Charles-Emile Brunet

Personal information
- Date of birth: November 26, 2003 (age 22)
- Place of birth: Montreal, Quebec, Canada
- Height: 1.73 m (5 ft 8 in)
- Position: Midfielder

Team information
- Current team: St. Louis City SC (on loan from Nashville SC)
- Number: 18

Youth career
- CF Montréal

College career
- Years: Team / Apps / (Gls)
- 2021–2023: Aigles du Collège Ahuntsic / 19 / (16)
- 2024: Central Arkansas Bears / 17 / (2)
- 2025: SMU Mustangs / 20 / (2)

Senior career*
- Years: Team / Apps / (Gls)
- 2022–2024: CS Longueuil
- 2026–: Huntsville City FC / 5 / (0)
- 2026–: Nashville SC / 3 / (0)
- 2026–: → St. Louis City SC (loan) / 0 / (0)
- 2026–: → St. Louis City 2 (loan) / 0 / (0)

= Charles-Emile Brunet =

Canadian soccer player (born 2003)

Charles-Emile Brunet (born November 23, 2003) is a Canadian soccer player who plays as a midfielder for Major League Soccer side St. Louis City SC, on loan from Nashville SC.

==Career==
===College===
A CF Montréal product, Brunet spent three seasons at Collège Ahuntsic and in 2023 was named both the team and Réseau du sport étudiant du Québec (RSEQ) MVP. He was also named to the Canadian Collegiate Athletic Association (CCAA) All-Canadian team, and was a finalist for the CCAA Men's Soccer Player of the Year award.
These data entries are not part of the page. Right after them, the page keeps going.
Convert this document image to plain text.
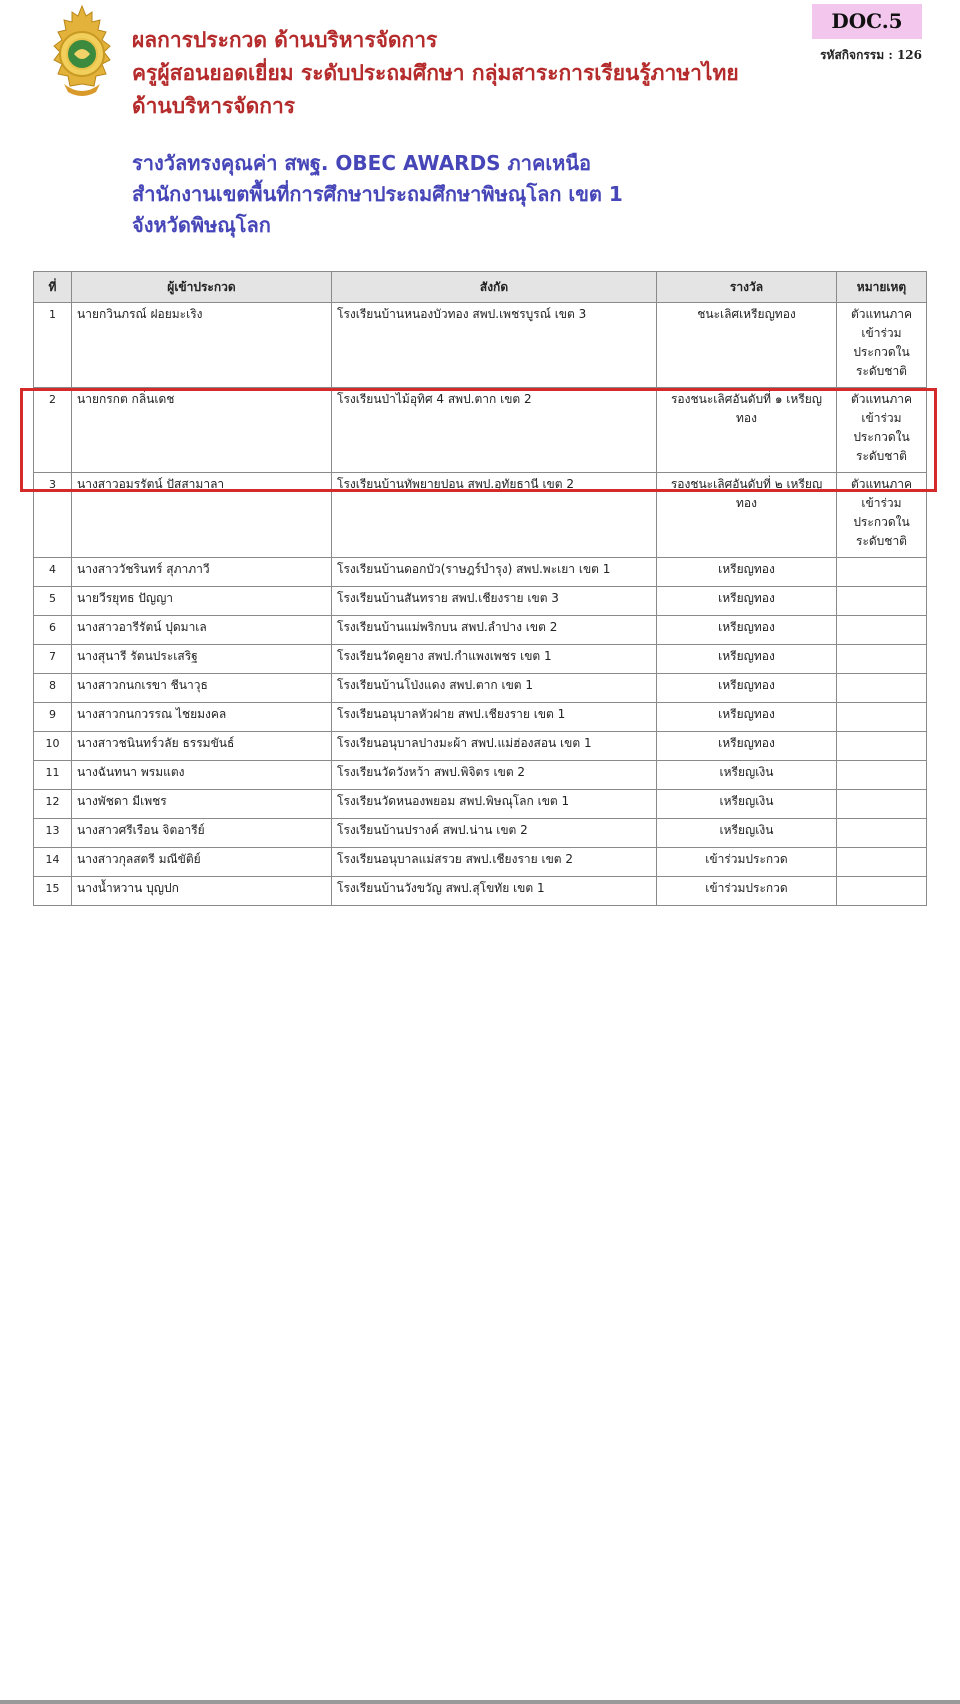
ผลการประกวด ด้านบริหารจัดการ
ครูผู้สอนยอดเยี่ยม ระดับประถมศึกษา กลุ่มสาระการเรียนรู้ภาษาไทย
ด้านบริหารจัดการ
DOC.5
รหัสกิจกรรม : 126
รางวัลทรงคุณค่า สพฐ. OBEC AWARDS ภาคเหนือ
สำนักงานเขตพื้นที่การศึกษาประถมศึกษาพิษณุโลก เขต 1
จังหวัดพิษณุโลก
ที่	ผู้เข้าประกวด	สังกัด	รางวัล	หมายเหตุ
1	นายกวินภรณ์ ฝอยมะเริง	โรงเรียนบ้านหนองบัวทอง สพป.เพชรบูรณ์ เขต 3	ชนะเลิศเหรียญทอง	ตัวแทนภาค เข้าร่วม ประกวดใน ระดับชาติ
2	นายกรกต กลิ่นเดช	โรงเรียนป่าไม้อุทิศ 4 สพป.ตาก เขต 2	รองชนะเลิศอันดับที่ ๑ เหรียญทอง	ตัวแทนภาค เข้าร่วม ประกวดใน ระดับชาติ
3	นางสาวอมรรัตน์ ปัสสามาลา	โรงเรียนบ้านทัพยายปอน สพป.อุทัยธานี เขต 2	รองชนะเลิศอันดับที่ ๒ เหรียญทอง	ตัวแทนภาค เข้าร่วม ประกวดใน ระดับชาติ
4	นางสาววัชรินทร์ สุภาภาวี	โรงเรียนบ้านดอกบัว(ราษฎร์บำรุง) สพป.พะเยา เขต 1	เหรียญทอง	
5	นายวีรยุทธ ปัญญา	โรงเรียนบ้านสันทราย สพป.เชียงราย เขต 3	เหรียญทอง	
6	นางสาวอารีรัตน์ ปุดมาเล	โรงเรียนบ้านแม่พริกบน สพป.ลำปาง เขต 2	เหรียญทอง	
7	นางสุนารี รัตนประเสริฐ	โรงเรียนวัดคูยาง สพป.กำแพงเพชร เขต 1	เหรียญทอง	
8	นางสาวกนกเรขา ชีนาวุธ	โรงเรียนบ้านโป่งแดง สพป.ตาก เขต 1	เหรียญทอง	
9	นางสาวกนกวรรณ ไชยมงคล	โรงเรียนอนุบาลหัวฝาย สพป.เชียงราย เขต 1	เหรียญทอง	
10	นางสาวชนินทร์วลัย ธรรมขันธ์	โรงเรียนอนุบาลปางมะผ้า สพป.แม่ฮ่องสอน เขต 1	เหรียญทอง	
11	นางฉันทนา พรมแตง	โรงเรียนวัดวังหว้า สพป.พิจิตร เขต 2	เหรียญเงิน	
12	นางพัชดา มีเพชร	โรงเรียนวัดหนองพยอม สพป.พิษณุโลก เขต 1	เหรียญเงิน	
13	นางสาวศรีเรือน จิตอารีย์	โรงเรียนบ้านปรางค์ สพป.น่าน เขต 2	เหรียญเงิน	
14	นางสาวกุลสตรี มณีขัติย์	โรงเรียนอนุบาลแม่สรวย สพป.เชียงราย เขต 2	เข้าร่วมประกวด	
15	นางน้ำหวาน บุญปก	โรงเรียนบ้านวังขวัญ สพป.สุโขทัย เขต 1	เข้าร่วมประกวด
In 2024 Brunet joined Central Arkansas University of the National Collegiate Athletics Association (NCAA), members of the Atlantic Sun Conference (ASUN). At the end of the season he was named to the ASUN All-Freshman Team. In February 2025 Brunet transferred to Southern Methodist University of the Atlantic Coast Conference (ACC). He captured the 2025 ACC Championship with the Mustangs and was named to the All-ACC Third Team and the All-South Region Team.

===Club===
From 2022 to 2024 Brunet made appearances for CS Longueuil of Ligue1 Québec.

In December 2025, Brunet was drafted by Major League Soccer (MLS) side Nashville SC. In February 2026, Nashville announced they had signed Brunet to a contract through 2026, with options through the 2028–29 season. He made his professional debut with Nashville's MLS Next Pro affiliate Huntsville City FC on March 6 against Crown Legacy FC. Brunet made his MLS debut on May 9 against DC United.

On September 2, 2026, Brunet joined fellow MLS club St. Louis City SC on loan until the end of the 2026 season.